Mon’s students – the blended-learning ones – were supposed to be in their classrooms that morning, to launch the first full week of in-person learning under the state’s back-to-school mandate.
All that black ice on the boulevard, however, forced the district to shift back to an all-remote delivery of lesson plans and homework.
Back in the pre-pandemic time of January 2020, Monday may have even been a snow day.
Now, in school districts across the northeast and other snowbelt climes, such occurrences may end up becoming as arcane as inkwells and overhead projectors, in the toolkit of how education is delivered.
During a recent survey conducted by school principals across the U.S. by Education Week, a national publication that covers K-12 education, a total of 39% of all respondents said their districts have already converted snow days to distance-learning days, in response to the pandemic.
Another 32% said their districts were getting that done, also.
Not that the delivery system has been easy.
It’s still a matter of trying to connect with the connected, as it were, while teachers and students still grapple with remote-learning gaps, burnouts and other unforeseen maladies related to the modem and the medical event.
And, for a society that simply wants things to again be “normal,” there’s something else.
Nostalgia.
Oodles of it, burnished with a pandemic-patina of “Remember how it used to be?” memories – manufactured, or not.
That’s what Campbell’s Soup, a brand just as much about nostalgia as it is that steaming bowl of chicken noodle, did last month when it launched its “Save the Snow Day,” campaign.
The symbolic marketing effort asked customers to send in photographs of them sledding and enjoying other such pursuits on such days.
It was around that same time Bondy Shay Gibson, the superintendent of Jefferson County Schools, went viral, with a Currier & Ives take on the coronavirus.
With the outer bands of a Nor’easter vectoring in, Gibson called for a good, old-fashioned snow day – in advance.
“So please, enjoy a day of sledding and hot chocolate and cozy fires,” she wrote in a letter to parents.
“We will return to the serious and urgent business of growing up on Thursday,” the superintendent continued.
“But for tomorrow … go build a snowman.”
On Monday, though, her district and Campbell’s district and 53 others across the Mountain State were working to build stability for the school day, in the face of an executive order to answer roll many say was heavy-handed and excessively punitive.
Districts moving to defy the call for in-person learning were told by the state Department of Education they could be subject to sanctions from reallocating state aid monies and more, should they do so.
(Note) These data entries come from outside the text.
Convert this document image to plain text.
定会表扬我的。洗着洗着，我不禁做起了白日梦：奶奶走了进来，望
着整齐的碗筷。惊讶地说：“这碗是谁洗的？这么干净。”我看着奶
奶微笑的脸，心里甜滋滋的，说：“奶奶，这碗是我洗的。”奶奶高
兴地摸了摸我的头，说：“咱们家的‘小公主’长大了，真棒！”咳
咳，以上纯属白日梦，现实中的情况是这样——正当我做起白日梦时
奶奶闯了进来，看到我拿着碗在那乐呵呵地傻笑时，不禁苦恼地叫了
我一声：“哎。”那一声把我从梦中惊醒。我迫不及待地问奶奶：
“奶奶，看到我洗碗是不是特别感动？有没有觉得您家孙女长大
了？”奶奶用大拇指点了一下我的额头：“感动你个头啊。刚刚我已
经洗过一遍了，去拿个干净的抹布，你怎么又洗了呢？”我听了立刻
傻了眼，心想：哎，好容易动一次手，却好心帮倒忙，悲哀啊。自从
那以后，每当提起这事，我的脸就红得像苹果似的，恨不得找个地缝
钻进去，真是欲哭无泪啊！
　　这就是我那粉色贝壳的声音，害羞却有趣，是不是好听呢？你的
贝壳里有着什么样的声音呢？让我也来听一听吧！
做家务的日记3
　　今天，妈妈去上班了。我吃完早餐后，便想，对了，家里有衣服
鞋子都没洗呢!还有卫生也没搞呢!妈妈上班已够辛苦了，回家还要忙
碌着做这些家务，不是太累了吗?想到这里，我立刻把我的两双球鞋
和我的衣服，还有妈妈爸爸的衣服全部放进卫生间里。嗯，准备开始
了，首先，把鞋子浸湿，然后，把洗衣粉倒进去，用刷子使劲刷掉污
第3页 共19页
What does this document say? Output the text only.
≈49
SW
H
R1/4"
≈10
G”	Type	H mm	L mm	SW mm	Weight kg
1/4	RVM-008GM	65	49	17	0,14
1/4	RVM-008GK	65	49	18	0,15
“We were strong-armed,” said the Rev. James Saunders, a 30-year member Board of Education in neighboring Marion County whose district was on the receiving end of the above.
Which, brings it back to snow days in Mon, Campbell said.
No strong-arming there, he said. The district simply doesn’t have room for such luxuries – even with the hot chocolate, the fireplace and the big hill out back beckoning the sled.
“We’re established with our remote learning for the rest of winter,” Mon’s superintendent said.
But what snow days as a rule?
Campbell, who once went to work on 20-below days while serving as principal of a high school close to the Arctic Circle in Alaska, said he would rather not “project out,” concerning whether such calendar perks will be remain.
“It is food for thought,” he said, “as people start considering how things will be after the pandemic.”